Человек, который ел смерть. 1793 | страница 9



Некоторых ее творцов он видел в канцелярии. Луи Антуана де Сен-Жюста, эту Эгерию Комитета общественного спасения, в момент, когда тот мог найти спасение только в бегстве; убогого Кутона и его механическое кресло, индустриального родственника гильотины; Фуше, убивавшего во имя Революции, Контрреволюции, Империи и Реставрации, но умершего в собственной постели; Барера, судившего короля и осудившего самого себя; Бриссо, которого умеренность привела к гильотине, и Эбера, которого вознес радикализм; барона Клоотса, провозгласившего себя Гражданином мира, когда в Париже в каждом иностранце видели английского шпиона; Колло д’Эрбуа, автора парижских водевилей и соавтора лионской резни; Демулена, расплакавшегося на эшафоте, когда положил голову под нож гильотины; Шометта, который стремился объединить Разум и Гильотину, Разум механизировать, а Гильотину вразумить, и от союза тумана и железа получилась лишь неразумная секира; Дантона, который сумел развязать Террор, но не смог его остановить; Фукье-Тенвиля, общественного обвинителя, беспристрастно обвинявшего и друзей и врагов народа; и в первую очередь, безусловно, Максимилиана Робеспьера, Святого и Палача Террора.

Жан-Луи Попье всего лишь слушал историю.

Он не мог не услыхать грохот бомбард, возвестивших о падении Бастилии, и пушку, которая во славу свободы народа сопроводила выстрелом миропомазанную голову Людовика XVI, вопли Сентябрьской резни и гимны Разуму на праздниках в честь Высшего существа.

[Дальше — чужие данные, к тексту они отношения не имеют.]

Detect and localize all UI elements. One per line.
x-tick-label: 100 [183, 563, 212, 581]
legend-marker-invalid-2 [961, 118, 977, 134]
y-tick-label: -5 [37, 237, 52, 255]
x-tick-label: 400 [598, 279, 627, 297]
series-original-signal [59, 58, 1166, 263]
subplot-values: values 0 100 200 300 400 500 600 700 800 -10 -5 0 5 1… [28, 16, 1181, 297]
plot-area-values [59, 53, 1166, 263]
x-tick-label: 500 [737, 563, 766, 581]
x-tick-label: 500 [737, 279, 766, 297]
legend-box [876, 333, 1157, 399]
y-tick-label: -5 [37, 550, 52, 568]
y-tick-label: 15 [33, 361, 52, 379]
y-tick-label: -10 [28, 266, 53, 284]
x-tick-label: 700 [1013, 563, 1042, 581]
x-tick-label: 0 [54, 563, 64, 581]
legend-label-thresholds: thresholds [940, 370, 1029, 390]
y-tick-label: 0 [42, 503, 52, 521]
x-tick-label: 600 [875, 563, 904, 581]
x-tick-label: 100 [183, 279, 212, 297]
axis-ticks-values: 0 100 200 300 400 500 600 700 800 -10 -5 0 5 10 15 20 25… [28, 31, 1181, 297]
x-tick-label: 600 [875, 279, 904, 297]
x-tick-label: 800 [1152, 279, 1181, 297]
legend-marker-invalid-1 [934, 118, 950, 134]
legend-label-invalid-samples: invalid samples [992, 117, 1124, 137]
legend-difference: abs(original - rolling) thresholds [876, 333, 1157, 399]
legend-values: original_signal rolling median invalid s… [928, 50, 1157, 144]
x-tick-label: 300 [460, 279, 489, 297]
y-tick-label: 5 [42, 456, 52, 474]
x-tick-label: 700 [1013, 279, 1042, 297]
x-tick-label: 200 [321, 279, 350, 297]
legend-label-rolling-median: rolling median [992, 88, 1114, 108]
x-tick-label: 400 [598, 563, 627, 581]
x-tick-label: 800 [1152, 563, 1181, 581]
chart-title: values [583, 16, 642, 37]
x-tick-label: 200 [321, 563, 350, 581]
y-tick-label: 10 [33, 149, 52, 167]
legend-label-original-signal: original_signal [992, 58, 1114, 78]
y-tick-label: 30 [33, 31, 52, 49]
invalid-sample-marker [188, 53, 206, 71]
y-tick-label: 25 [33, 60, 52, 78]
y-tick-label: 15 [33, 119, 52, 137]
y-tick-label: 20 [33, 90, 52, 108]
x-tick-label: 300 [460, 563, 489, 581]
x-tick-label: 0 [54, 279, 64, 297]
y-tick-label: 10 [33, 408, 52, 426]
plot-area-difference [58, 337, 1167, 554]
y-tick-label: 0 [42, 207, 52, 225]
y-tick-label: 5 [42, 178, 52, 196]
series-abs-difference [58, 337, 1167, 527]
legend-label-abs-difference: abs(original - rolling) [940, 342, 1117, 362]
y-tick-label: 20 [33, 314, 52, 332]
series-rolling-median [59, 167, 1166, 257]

Он не мог не услышать резкий звон колокольчика председателей трибунала Эрмана или Дюма, а хотя речи контрреволюционного защитника далеко не всегда мог разобрать, грозных рыков Великого Дантона наслушался вдоволь. Каждый день в полдень он слышал гул толпы, собиравшейся перед железной балюстрадой Дворца правосудия в ожидании повозок с приговоренными. Он слышал скрип их колес, катящихся по рю Сент-Оноре в сторону площади Революции и смерти. А время от времени, когда в его канцелярии заговаривало одно из этих ранее немых имен, история обретала человеческий голос, и он мог слышать ее, не отрывая головы от протокола, не глядя ей в глаза.

Один из таких разговоров определил его судьбу и положил начало этому рассказу.

Был день 31 термидора по революционному календарю, по старому 18 июля, второй после похорон гражданина Марата и первый после казни ведьмы из Кальвадоса. Стол Попье был завален новыми, сегодняшними приговорами, и имя Шарлотты Корде значилось в них последним.